One of Prince Philip's final granted wishes has been revealed - that they "just stick me in the back of a Land Rover".
The Duke of Edinburgh had specifically requested that his coffin will be transported in a specially modified Land Rover, which he helped to design, during a procession before his ceremonial royal funeral.
Prince Philip's final request is a fitting tribute to the 99-year-old who was known for his practical skills and enduring interest in design and engineering.
According to the Mail on Sunday, Philip often told the Queen that he wanted his body's final journey to be "stuck" in the back of a Land Rover and "driven to Windsor".
The Land Rover that will be used for his funeral was specially modified to carry a coffin, a project Philip himself help design years ago.
Land Rover was one of Philip's preferred automakers.
"Just stick me in the back of a Land Rover and drive me to Windsor," he once told the Queen when discussing his funeral, the Mail on Sunday reported.
The Land Rover is believed to be a modified Defender 130 Gun Bus, which was commissioned in 2005.
The Queen has given final approval to the funeral plans, codenamed Forth Bridge.
In a royal funeral like no other, the eight-minute procession will begin at the state entrance of Windsor Castle, ending at nearby St George's Chapel.
That is the venue where Harry and Meghan got married.
Once there – at 3pm – there will be a national minute's silence heralding the start of a no-frills service attended by just 30 members of the royal family.

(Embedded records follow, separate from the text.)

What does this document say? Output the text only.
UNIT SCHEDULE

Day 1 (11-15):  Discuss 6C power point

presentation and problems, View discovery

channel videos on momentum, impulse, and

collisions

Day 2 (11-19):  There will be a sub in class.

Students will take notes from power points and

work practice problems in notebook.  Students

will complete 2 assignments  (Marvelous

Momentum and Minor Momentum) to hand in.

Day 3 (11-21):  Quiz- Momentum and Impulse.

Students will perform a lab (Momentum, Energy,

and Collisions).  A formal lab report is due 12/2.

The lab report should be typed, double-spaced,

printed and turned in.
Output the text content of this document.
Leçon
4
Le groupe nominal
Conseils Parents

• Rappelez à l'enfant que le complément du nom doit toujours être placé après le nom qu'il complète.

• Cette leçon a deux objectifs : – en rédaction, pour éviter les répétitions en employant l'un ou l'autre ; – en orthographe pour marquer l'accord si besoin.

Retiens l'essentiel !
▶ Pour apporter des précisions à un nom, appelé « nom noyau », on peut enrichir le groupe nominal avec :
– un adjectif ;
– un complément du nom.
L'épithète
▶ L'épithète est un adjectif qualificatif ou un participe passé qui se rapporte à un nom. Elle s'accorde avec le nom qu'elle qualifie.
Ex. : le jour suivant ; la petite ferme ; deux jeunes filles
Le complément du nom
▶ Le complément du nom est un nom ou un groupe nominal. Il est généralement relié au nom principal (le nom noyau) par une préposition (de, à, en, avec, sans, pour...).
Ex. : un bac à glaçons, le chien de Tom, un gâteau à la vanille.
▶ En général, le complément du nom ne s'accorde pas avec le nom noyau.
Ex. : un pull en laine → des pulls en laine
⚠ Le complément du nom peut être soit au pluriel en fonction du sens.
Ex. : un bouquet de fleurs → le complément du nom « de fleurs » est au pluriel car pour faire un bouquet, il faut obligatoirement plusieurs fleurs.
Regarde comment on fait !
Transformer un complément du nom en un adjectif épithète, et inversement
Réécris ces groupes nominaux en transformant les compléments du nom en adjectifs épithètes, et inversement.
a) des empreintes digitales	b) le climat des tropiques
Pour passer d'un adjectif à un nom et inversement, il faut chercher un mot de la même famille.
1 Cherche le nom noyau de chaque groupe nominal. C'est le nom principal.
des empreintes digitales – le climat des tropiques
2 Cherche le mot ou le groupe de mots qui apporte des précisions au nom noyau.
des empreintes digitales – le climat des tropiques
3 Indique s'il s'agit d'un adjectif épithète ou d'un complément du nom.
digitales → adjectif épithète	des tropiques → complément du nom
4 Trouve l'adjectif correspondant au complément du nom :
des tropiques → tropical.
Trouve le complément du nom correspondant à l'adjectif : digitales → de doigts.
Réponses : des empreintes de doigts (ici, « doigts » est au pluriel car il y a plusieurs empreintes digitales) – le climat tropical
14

A palace spokesman said: "This event will be much reduced in scale with no public access. In line with Government guidelines and public health measures, there will be no public processions and the duke's funeral will take place entirely within the grounds of Windsor Castle.
"The plans have been given final approval by the Queen and reflect appropriately Government advice. Despite these necessary changes, they still very much reflect the personal wishes of the duke.
"Although the ceremonial arrangements are reduced, the occasion will still celebrate and recognise the duke's life and his more than 70 years of service to the Queen, the UK and the Commonwealth."
College of Arms announced: "The funeral will not be a state funeral and will not be preceded by a lying-in-state.
"His Royal Highness' body will lie at rest in Windsor Castle ahead of the funeral in St George's Chapel. This is in line with custom and with His Royal Highness's wishes.
"The funeral arrangements have been revised in view of the prevailing circumstances arising from the Covid-19 pandemic and it is regretfully requested that members of the public do not attempt to attend or participate in any of the events that make up the funeral."